Cada vez mais adolescentes e jovens adultos estão deixando as redes sociais de lado e adotando aparelhos dos anos 2000 para reduzir o tempo de tela. A tendência, destacada pelo Wall Street Journal, mostra que integrantes da geração Z buscam alternativas fora da hiperconectividade.
Lucy Jackson, 17 anos, é um dos exemplos. A estudante substituiu o smartphone por um celular simples, utiliza mapas de papel para se locomover e liga para táxis em vez de recorrer a aplicativos. “Aprecio mais as coisas que não posso acessar facilmente”, afirmou.
No mesmo movimento, Tumasi Agyapong, 26 anos, de Chicago, passou a colecionar câmeras digitais há cerca de dois anos. Ela já possui aproximadamente 15 modelos e diz que a escolha ajuda a se “desintoxicar” do celular.

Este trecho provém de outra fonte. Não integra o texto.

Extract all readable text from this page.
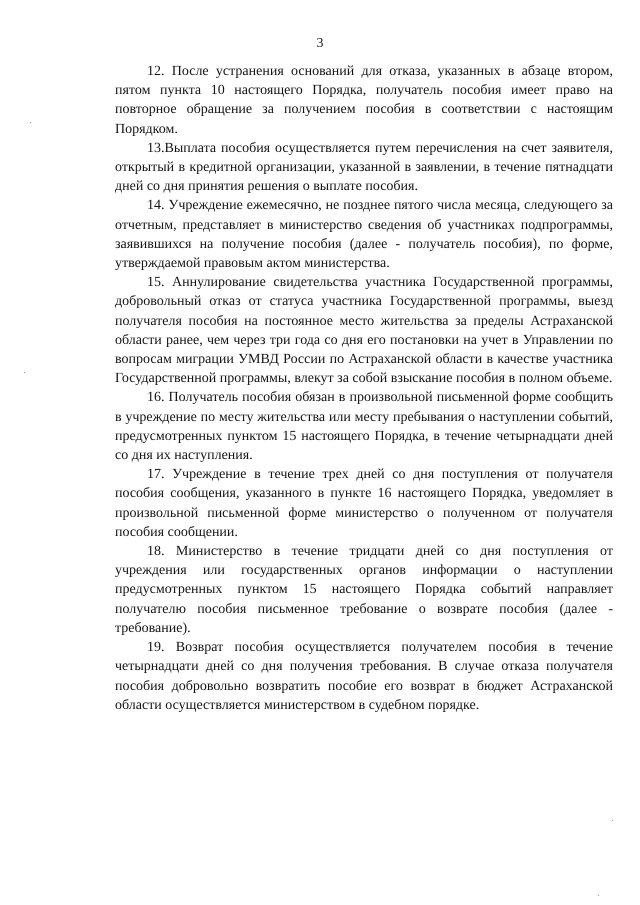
3

12. После устранения оснований для отказа, указанных в абзаце втором, пятом пункта 10 настоящего Порядка, получатель пособия имеет право на повторное обращение за получением пособия в соответствии с настоящим Порядком.

13.Выплата пособия осуществляется путем перечисления на счет заявителя, открытый в кредитной организации, указанной в заявлении, в течение пятнадцати дней со дня принятия решения о выплате пособия.

14. Учреждение ежемесячно, не позднее пятого числа месяца, следующего за отчетным, представляет в министерство сведения об участниках подпрограммы, заявившихся на получение пособия (далее - получатель пособия), по форме, утверждаемой правовым актом министерства.

15. Аннулирование свидетельства участника Государственной программы, добровольный отказ от статуса участника Государственной программы, выезд получателя пособия на постоянное место жительства за пределы Астраханской области ранее, чем через три года со дня его постановки на учет в Управлении по вопросам миграции УМВД России по Астраханской области в качестве участника Государственной программы, влекут за собой взыскание пособия в полном объеме.

16. Получатель пособия обязан в произвольной письменной форме сообщить в учреждение по месту жительства или месту пребывания о наступлении событий, предусмотренных пунктом 15 настоящего Порядка, в течение четырнадцати дней со дня их наступления.

17. Учреждение в течение трех дней со дня поступления от получателя пособия сообщения, указанного в пункте 16 настоящего Порядка, уведомляет в произвольной письменной форме министерство о полученном от получателя пособия сообщении.

18. Министерство в течение тридцати дней со дня поступления от учреждения или государственных органов информации о наступлении предусмотренных пунктом 15 настоящего Порядка событий направляет получателю пособия письменное требование о возврате пособия (далее - требование).

19. Возврат пособия осуществляется получателем пособия в течение четырнадцати дней со дня получения требования. В случае отказа получателя пособия добровольно возвратить пособие его возврат в бюджет Астраханской области осуществляется министерством в судебном порядке.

Dispositivos do passado ganham novo fôlego
Além de celulares flip e câmeras digitais, itens como CDs, tocadores de CD Bluetooth e discos de vinil voltaram ao cotidiano de parte dessa geração. No TikTok, vídeos que exaltam esses aparelhos acumulam visualizações e reforçam o clima de nostalgia.
O setor musical acompanha esse retorno ao físico. Artistas como Taylor Swift, Sabrina Carpenter e Laufey alimentam o crescimento das vendas de mídias tangíveis, enquanto plataformas como o aplicativo Dissonant apostam na entrega de CDs pelo correio.
Imagem: Kritsana Laroque
Pesquisa aponta desejo de desconexão
Levantamento da Harris Poll indica que 80% dos jovens reconhecem depender demais da tecnologia, e 60% gostariam de viver em um período anterior à era da conectividade constante. Para muitos, a motivação principal é retomar o controle da rotina e reduzir distrações.
A busca por foco, autenticidade e uma vida mais lenta faz com que objetos antes considerados ultrapassados se transformem em símbolos de resistência ao excesso de telas.